Il comune di Parigi
di COLLETTIVO EDU-FACTORY
Come comporre mobilità del lavoro vivo contemporaneo ed esercizio della forza? Ecco il nodo politico oggi. La scommessa lanciata da Edu-Factory è questa. Le coordinate spazio-temporali su cui misurare la sfida sono immediatamente transnazionali, come le lotte ci insegnano: è possibile pensare alle rivolte di studenti e precari in Italia senza l’esplosione in Inghilterra o gli scioperi metropolitani francesi, o afferrarne il significato senza partire dai movimenti rivoluzionari nel Maghreb? Evidentemente no. Restare impigliati nei confini nazionali, o in quelli settoriali o categoriali, vuol dire votarsi alla sconfitta. Il territorio non esiste al di fuori dei movimenti del lavoro vivo, e non c’è possibilità di trasformazione senza politica transnazionale. Lo hanno capito bene il centinaio di gruppi, collettivi, facoltà occupate e reti che hanno aderito al meeting di Parigi. Vi parteciperanno tutte le realtà che negli ultimi anni hanno dato vita alle lotte contro il Bologna Process, l’aziendalizzazione dell’università, le politiche di austerity e la precarietà, che hanno gridato con forza di non voler pagare la crisi, ma soprattutto hanno affermato: noi siamo la vostra crisi. Saranno presenti in tante e tanti, e questo è un dato nuovo e di grande importanza, dall’ex Europa dell’est – dalla Slovenia all’Ucraina, dalla Polonia alla Russia. Ma parteciperanno anche attivisti e militanti dal Maghreb, dal Gambia, dal Nepal, dal Giappone, dal Canada, dagli Stati Uniti, dal Cile. Fare un incontro europeo dei movimenti – questo è l’insegnamento che ci viene da Parigi – significa mettere radicalmente in discussione i confini della tremolante costituzione europea. Significa, cioè, riaprire il processo a partire dalle lotte transnazionali. L’Europa, dunque, oggi va ripensata a partire dalla Tunisia e dall’Egitto.

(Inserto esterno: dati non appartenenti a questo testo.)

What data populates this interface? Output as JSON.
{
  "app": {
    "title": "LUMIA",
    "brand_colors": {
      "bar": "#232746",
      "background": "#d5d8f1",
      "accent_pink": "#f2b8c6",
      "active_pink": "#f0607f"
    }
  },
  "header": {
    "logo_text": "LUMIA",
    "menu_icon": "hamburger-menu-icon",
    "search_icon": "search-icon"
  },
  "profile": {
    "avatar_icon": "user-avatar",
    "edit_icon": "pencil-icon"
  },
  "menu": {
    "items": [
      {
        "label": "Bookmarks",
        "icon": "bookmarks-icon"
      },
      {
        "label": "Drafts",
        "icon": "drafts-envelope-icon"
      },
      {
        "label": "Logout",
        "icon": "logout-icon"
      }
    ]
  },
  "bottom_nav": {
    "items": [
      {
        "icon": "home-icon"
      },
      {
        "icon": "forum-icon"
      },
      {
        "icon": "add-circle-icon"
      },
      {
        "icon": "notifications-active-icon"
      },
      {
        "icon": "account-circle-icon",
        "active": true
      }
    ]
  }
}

Non è un caso, allora, che i media spaventati dalla possibilità del contagio si siano affrettati a rubricare ciò che sta avvenendo sull’altra sponda del Mediterraneo come una rivolta per il pane. Ma a guidare i movimenti, su entrambe le sponde del “vecchio mare instabile”, vi è una forza lavoro fortemente intellettualizzata e disoccupata. E giovane, nel senso che la generazione è paradigma di una condizione generale. É fin troppo banale dire che esistono specificità e differenze, ma il punto è che lo spazio transnazionale si unifica nella forma della precarietà, dell’impoverimento e del declassamento, e diviene comune nel segno delle lotte. Qui i lavoratori cognitivi sono diventati classe, e l’università è diventata per la forza lavoro metropolitana ciò che le fabbriche erano per la classe operaia: un luogo di organizzazione del conflitto. Il nome Edu-Factory, fin dall’inizio, alludeva a questa direzione. Basti guardare alle pratiche di conflitto dei movimenti in giro per il mondo – la centralità delle questioni del welfare, del reddito, del non ripianamento del debito, della libertà di accesso, dell’autonoma produzione di saperi – per accorgersi che stanno emergendo lessici comuni che ora devono farsi rete organizzata, inchiesta militante e programma di lotta. Non per difendere quello che esiste, il pubblico, ma per costruire il comune. Questa è la sfida che il meeting di Parigi avanza.
Già varie proposte hanno iniziato a circolare (c’è da tempo, oltre a quella di Edu-Factory, una mailing-list cui prendono parte diverse centinaia di gruppi e attivisti) e verranno discusse nella tre giorni: dalle campagne di mobilitazione a una grande giornata comune di azione transnazionale. E, chissà, la convocazione di un prossimo incontro sull’altra sponda del Mediterraneo. Non per inseguire l’evento, ma per anticiparlo e organizzarlo. Per dar vita alle nuove coordinate della militanza del lavoro vivo contemporaneo. Si può, infatti, pensare di trasformare lo stato di cose presente senza porsi il problema di una nuova Internazionale del precariato cognitivo?